We cannot avoid seeing the ugliness that comes from the perversion of sin. But, we can refrain from wallowing in it. We can limit our exposure to it to that which God's calling in our lives demands: that is, the person who is called, and gifted, to face the ugliness of the world with regularity will be given the grace to handle the task. But it is the willful exposure of one's heart and mind to unnecessary ugliness that makes no sense. The more exposure we have, the less we will be appalled and repelled by it.
"Think on what is lovely." In the context, this is not simply a command to enjoy the beauty of goodness, of holiness, of what is pleasing in God's creation. It is a part of the entire string of commands, and truly, we are given a good idea of what "lovely" here means by seeing it in light of what has come before. God's creation is beautiful when it is in harmony with its Creator.
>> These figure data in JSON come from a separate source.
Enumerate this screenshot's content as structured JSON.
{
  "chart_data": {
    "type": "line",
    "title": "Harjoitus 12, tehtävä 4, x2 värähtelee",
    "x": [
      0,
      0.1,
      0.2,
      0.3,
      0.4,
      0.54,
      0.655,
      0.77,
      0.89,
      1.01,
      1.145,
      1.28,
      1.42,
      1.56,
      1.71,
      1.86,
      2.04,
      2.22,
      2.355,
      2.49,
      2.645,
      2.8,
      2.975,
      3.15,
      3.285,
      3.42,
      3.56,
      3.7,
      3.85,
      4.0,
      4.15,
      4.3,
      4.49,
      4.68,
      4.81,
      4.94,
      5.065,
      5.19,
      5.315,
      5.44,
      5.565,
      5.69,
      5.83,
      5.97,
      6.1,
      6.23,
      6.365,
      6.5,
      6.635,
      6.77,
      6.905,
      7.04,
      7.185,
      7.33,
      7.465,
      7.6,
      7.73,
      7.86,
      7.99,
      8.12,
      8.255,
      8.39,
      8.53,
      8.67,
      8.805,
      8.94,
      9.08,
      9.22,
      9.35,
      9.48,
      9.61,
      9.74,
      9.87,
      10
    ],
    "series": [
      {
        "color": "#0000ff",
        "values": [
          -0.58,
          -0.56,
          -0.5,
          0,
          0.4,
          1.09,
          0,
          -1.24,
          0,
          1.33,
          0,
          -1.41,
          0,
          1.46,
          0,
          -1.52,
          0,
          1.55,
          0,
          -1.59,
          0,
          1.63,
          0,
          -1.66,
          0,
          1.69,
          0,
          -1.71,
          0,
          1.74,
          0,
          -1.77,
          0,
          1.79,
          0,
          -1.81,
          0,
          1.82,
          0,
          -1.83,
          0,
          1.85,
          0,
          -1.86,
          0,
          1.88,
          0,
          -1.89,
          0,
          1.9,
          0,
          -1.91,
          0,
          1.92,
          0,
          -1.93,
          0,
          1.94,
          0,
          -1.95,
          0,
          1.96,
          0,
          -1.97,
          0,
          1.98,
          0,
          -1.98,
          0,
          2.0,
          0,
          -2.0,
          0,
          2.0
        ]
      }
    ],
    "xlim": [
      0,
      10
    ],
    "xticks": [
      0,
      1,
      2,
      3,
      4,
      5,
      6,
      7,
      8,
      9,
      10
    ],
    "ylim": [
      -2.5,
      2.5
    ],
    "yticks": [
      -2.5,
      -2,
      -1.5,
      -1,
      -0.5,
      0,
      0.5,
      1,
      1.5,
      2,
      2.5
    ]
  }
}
The Christian who stares at the grandeur of creation can do so with an added level of depth that the one who remains in rebellion against God cannot. That which is righteous is lovely; that which is holy is pleasing to God, and to those who are at peace with God.
When we are purposefully seeking to discipline our thinking, our minds, we will know when we are indulging the flesh and thinking upon that which is not pleasing to God, which reverberates with the rebellious tones of the world. We should truly seek to be sensitive to the Spirit in recognizing when things are lovely, of a good report, and when they are stained with the revolting stench of the world.